Les autorités françaises ont qualifié mercredi d’« inacceptables » les accusations portées par le Rwanda quant à l’implication de la France dans le génocide de 1994. Quelques heures plus tôt, le ministre rwandais de la Justice Tharcisse Karugarama réaffirmait sa volonté de poursuivre les 33 personnalités françaises incriminées avec la coopération de la justice française.
« Il y a dans ce rapport des accusations inacceptables portées à l’égard de responsables politiques, militaires et diplomates français », a déclaré mercredi un porte-parole du ministère français des Affaires étrangères. C’est la réponse de la France aux accusations portées mardi par le Rwanda quant à son implication dans le génocide de 1994. Le rapport de la « Commission indépendante chargée par les autorités rwandaises de rassembler les preuves montrant l’implication de l’Etat français dans le génocide perpétré au Rwanda en 1994 » incrimine 33 responsables français. Vingt militaires et 13 hommes politiques, parmi lesquels, l’ancien chef de l’Etat François Mitterrand, décédé en 1996, l’ancien Premier ministre Edouard Balladur ou encore l’ancien ministre des Affaires étrangères Alain Juppé.
Le Rwanda veut coopérer avec la justice française
« Vu la gravité des faits allégués, le gouvernement rwandais a enjoint les instances habilitées à entreprendre les actions requises afin d’amener les responsables politiques et militaires français incriminés à répondre de leurs actes devant la justice », a indiqué mardi Tharcisse Karugarama, le ministre rwandais de la Justice. La France, selon le rapport de la Commission, « était au courant des préparatifs du génocide, a participé aux principales initiatives de sa mise en place et à sa mise en exécution ». « Des militaires français ont commis eux-mêmes directement des assassinats de Tutsis et de Hutus accusés de cacher des Tutsis. […] Et ils ont commis de nombreux viols sur des rescapées tutsies ».
Dans un entretien accordé au site Internet du Nouvel Observateur publié ce mercredi, Tharcisse Karugarama entend même solliciter l’aide de son homologue français Rachida Dati. « Ce rapport constitue une base pour des poursuites judiciaires pour les personnes incriminées. Comme il est normal dans des relations entre Etats, nous allons demander à la coopération de la justice française. » Le Rwanda devrait s’en remettre au Tribunal pénal international pour le Rwanda (TPIR) s’il rencontre des difficultés.
L’association Ibuka, principale association de survivants du génocide, va plus loin en estimant que la France aurait dû prendre les devants. « La justice française devrait être la première à se préoccuper de traduire en justice les criminels français », d’autant qu’elle s’active « contre des ressortissants d’autres pays », a confié à l’AFP son président, Théodore Simburudari.

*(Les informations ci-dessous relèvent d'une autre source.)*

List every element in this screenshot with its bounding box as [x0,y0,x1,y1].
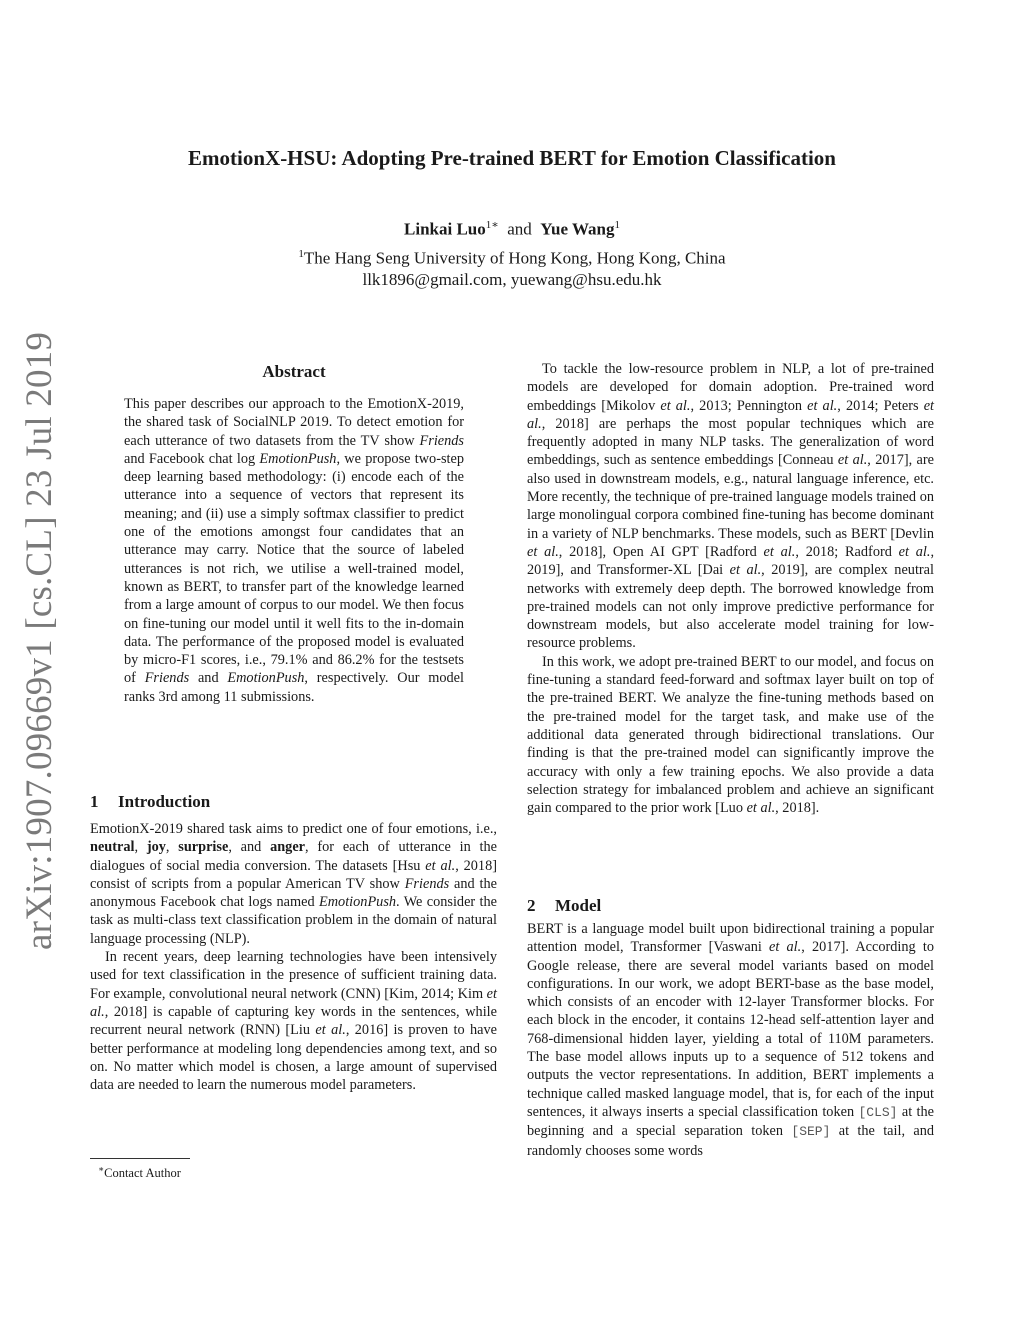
sep-token: [SEP] [791,1124,831,1140]
text: , 2018], Open AI GPT [Radford [558,543,764,560]
text: , 2019], and Transformer-XL [Dai [527,543,935,579]
abstract-text: , respectively. Our model ranks 3rd among 11 submissions. [124,670,465,705]
paragraph [527,653,934,818]
italic-text: et al. [763,543,796,560]
paper-title: EmotionX-HSU: Adopting Pre-trained BERT for Emotion Classification [188,146,836,170]
italic-text: et al. [315,1022,346,1039]
author-sup: 1 [614,219,620,231]
italic-text: et al. [90,985,497,1020]
section-title: Introduction [118,792,211,811]
text: , 2016] is proven to have better performance at modeling long dependencies among text, and so on. No matter which model is chosen, a large amount of supervised data are needed to learn the numerous model parameters. [90,1022,497,1094]
text: , 2018]. [775,800,820,817]
author-conjunction: and [507,219,532,239]
text: , [165,839,179,856]
bold-term: anger [270,839,306,856]
abstract-italic: Friends [419,432,464,449]
text: , [134,839,147,856]
text: and the anonymous Facebook chat logs named [90,875,497,911]
italic-text: et al. [527,397,935,432]
text: , 2017]. According to Google release, there are several model variants based on model configurations. In our work, we adopt BERT-base as the base model, which consists of an encoder with 12-layer Transformer blocks. For each block in the encoder, it contains 12-head self-attention layer and 768-dimensional hidden layer, yielding a total of 110M parameters. The base model allows inputs up to a sequence of 512 tokens and outputs the vector representations. In addition, BERT implements a technique called masked language model, that is, for each of the input sentences, it always inserts a special classification token [527,939,934,1120]
italic-text: et al. [807,397,838,414]
text: , 2018] consist of scripts from a popular American TV show [90,857,497,892]
text: , 2018] are perhaps the most popular techniques which are frequently adopted in many NLP tasks. The generalization of word embeddings, such as sentence embeddings [Conneau [527,415,934,469]
italic-text: et al. [425,857,456,874]
text: . We consider the task as multi-class text classification problem in the domain of natural language processing (NLP). [90,894,497,947]
paragraph [527,920,934,1160]
section-title: Model [555,896,602,915]
footnote-text: Contact Author [104,1166,181,1181]
text: , 2017], are also used in downstream models, e.g., natural language inference, etc. More recently, the technique of pre-trained language models trained on large monolingual corpora combined fine-tuning has become dominant in a variety of NLP benchmarks. These models, such as BERT [Devlin [527,452,934,542]
affiliation-text: The Hang Seng University of Hong Kong, Hong Kong, China [303,248,726,268]
italic-text: et al. [527,543,559,560]
italic-text: et al. [660,397,691,414]
italic-text: et al. [729,562,762,579]
introduction-body [90,820,497,1094]
text: EmotionX-2019 shared task aims to predict one of four emotions, i.e., [90,821,497,837]
italic-text: EmotionPush [319,894,397,911]
arxiv-sidebar [10,331,70,950]
text: , for each of utterance in the dialogues of social media conversion. The datasets [Hsu [90,839,497,874]
section-number: 2 [527,896,536,915]
section-heading-model [527,894,601,918]
cls-token: [CLS] [858,1104,898,1120]
text: , 2019], are complex neutral networks with extremely deep depth. The borrowed knowledge from pre-trained models can not only improve predictive performance for downstream models, but also accelerate model training for low-resource problems. [527,562,934,652]
bold-term: surprise [178,839,229,856]
abstract-italic: EmotionPush [227,670,305,687]
affiliation-sup: 1 [298,248,304,260]
footnote-rule [90,1158,190,1159]
abstract-italic: Friends [144,670,190,687]
right-column-body [527,360,934,817]
italic-text: et al. [837,452,868,469]
italic-text: et al. [898,543,931,560]
author-name: Linkai Luo [404,219,486,239]
abstract-text: and Facebook chat log [124,450,260,467]
italic-text: et al. [746,800,776,817]
section-heading-introduction [90,790,210,814]
text: BERT is a language model built upon bidirectional training a popular attention model, Transformer [Vaswani [527,921,934,956]
abstract-text: This paper describes our approach to the EmotionX-2019, the shared task of SocialNLP 2019. To detect emotion for each utterance of two datasets from the TV show [124,396,464,449]
text: , 2014; Peters [837,397,924,414]
text: at the tail, and randomly chooses some words [527,1123,935,1159]
model-body [527,920,934,1160]
text: , 2018; Radford [795,543,899,560]
text: at the beginning and a special separation token [527,1103,934,1140]
abstract-text: , we propose two-step deep learning based methodology: (i) encode each of the utterance into a sequence of vectors that represent its meaning; and (ii) use a simply softmax classifier to predict one of the emotions amongst four candidates that an utterance may carry. Notice that the source of labeled utterances is not rich, we utilise a well-trained model, known as BERT, to transfer part of the knowledge learned from a large amount of corpus to our model. We then focus on fine-tuning our model until it well fits to the in-domain data. The performance of the proposed model is evaluated by micro-F1 scores, i.e., 79.1% and 86.2% for the testsets of [124,450,464,687]
bold-term: neutral [90,839,135,856]
text: In recent years, deep learning technologies have been intensively used for text classification in the presence of sufficient training data. For example, convolutional neural network (CNN) [Kim, 2014; Kim [90,949,497,1002]
author-sup: 1∗ [485,219,499,231]
abstract-italic: EmotionPush [259,450,337,467]
abstract-body [124,395,464,706]
paragraph [90,948,497,1094]
abstract-heading: Abstract [262,362,326,381]
author-name: Yue Wang [540,219,615,239]
italic-text: et al. [769,939,802,956]
text: To tackle the low-resource problem in NLP, a lot of pre-trained models are developed for domain adoption. Pre-trained word embeddings [Mikolov [527,361,934,414]
text: , 2013; Pennington [690,397,808,414]
author-line [0,212,1024,243]
bold-term: joy [146,839,166,856]
footnote [98,1161,181,1181]
footnote-mark: ∗ [98,1164,105,1174]
paragraph [527,360,934,653]
text: , 2018] is capable of capturing key words in the sentences, while recurrent neural network (RNN) [Liu [90,1003,497,1039]
text: In this work, we adopt pre-trained BERT to our model, and focus on fine-tuning a standard feed-forward and softmax layer built on top of the pre-trained BERT. We analyze the fine-tuning methods based on the pre-trained model for the target task, and make use of the additional data generated through bidirectional translations. Our finding is that the pre-trained model can significantly improve the accuracy with only a few training epochs. We also provide a data selection strategy for imbalanced problem and achieve an significant gain compared to the prior work [Luo [527,653,934,817]
paragraph [90,820,497,948]
italic-text: Friends [404,875,450,892]
arxiv-identifier: arXiv:1907.09669v1 [cs.CL] 23 Jul 2019 [19,331,60,950]
text: , and [228,839,271,856]
section-number: 1 [90,792,99,811]
author-emails: llk1896@gmail.com, yuewang@hsu.edu.hk [362,270,662,289]
abstract-text: and [189,670,228,687]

La commission rwandaise accuse, la mission parlementaire française innocente
En attendant, la France veut s’en tenir aux conclusions de la mission d’information parlementaire de 1998. D’après cette dernière, la France n’a « en aucune manière incité, encouragé, aidé ou soutenu ceux qui ont orchestré le génocide et l’ont déclenché ». La justice française a demandé à entendre le président rwandais Paul Kagame dans l’enquête sur l’assassinat de son prédécesseur, Juvénal Habyarimana. L’attentat contre son avion le 6 avril 1994 est à l’origine du génocide qui a fait 800 000 morts, en majorité des Tutsis et des Hutus modérés.
La requête du juge antiterroriste Jean-Louis Bruguière avait conduit à la rupture des relations diplomatiques, à l’initiative de Kigali, entre la France et le Rwanda. Ce nouvel épisode dans les relations houleuses entre les deux pays ne devrait pas fléchir la « détermination (de Paris, ndlr) de construire une nouvelle relation avec le Rwanda, au-delà de ce passé difficile », a assuré mercredi le Quai d’Orsay.